March 12, 2026 | info

And Why Is Everyone Suddenly Comfortable Depending on Channels and Connectors?

This may sound unpopular.

But it’s a question the industry needs to ask.

Over the last decade, sales in many sectors — especially financial services — has shifted heavily toward channel partners, connectors, and intermediaries.

Direct prospecting?

Cold calling?

Walking into unknown offices?

Those skills are slowly disappearing.


Cold Calling Was Once the Foundation of Sales

For decades, cold calling was the first classroom for every salesperson.

It taught you:

• How to handle rejection
• How to read people quickly
• How to pitch with clarity
• How to build resilience
• How to understand the market directly

No training program can replicate that learning.

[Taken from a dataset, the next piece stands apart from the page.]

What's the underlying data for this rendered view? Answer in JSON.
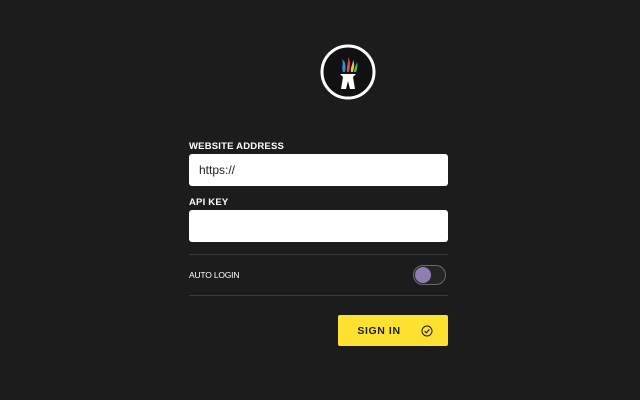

Cold calls build sales instincts.


The Connector Comfort Zone

Today, many sales teams rely heavily on:

• Channel partners
• Connectors
• Referral networks

While these channels can help scale business, they also create a dangerous comfort zone.

Because when your pipeline depends only on intermediaries:

  • Market understanding weakens
  • Direct customer relationships reduce
  • Negotiation skills decline
  • Sales confidence drops

Over time, the salesperson becomes a relationship manager for connectors, not a market builder.


Even CXOs Are Meeting Customers Directly

Across industries today, many CEOs and CXOs are meeting customers personally.

Not to sell.

But to understand:

  • product feedback
  • customer pain points
  • market expectations

Because the closest insights always come from the market itself.

If leadership values direct customer interaction, why should the sales force avoid it?


Cold Calling Is Not Old School

It is skill-building.

It forces you to:

  • explain value clearly
  • handle objections instantly
  • refine your pitch continuously
  • build confidence under pressure

Nothing builds sales muscle faster.


The Bigger Risk

If an entire generation of sales professionals grows up without cold calling, we risk creating teams that:

• Depend on intermediaries
• Struggle with direct prospecting
• Avoid rejection
• Lose the ability to create markets

And that is dangerous for any organization that depends on growth.


My Personal View After Decades in Sales

Cold calling should never disappear from the sales journey.

Channels can support growth.

But direct market engagement builds real sales professionals.

Because at the end of the day, great salespeople don’t wait for leads.

They create them.


Curious to hear perspectives from the community:

Do you think the sales force is becoming too dependent on channels and connectors?

Or is cold calling simply evolving in the digital era? Let’s discuss.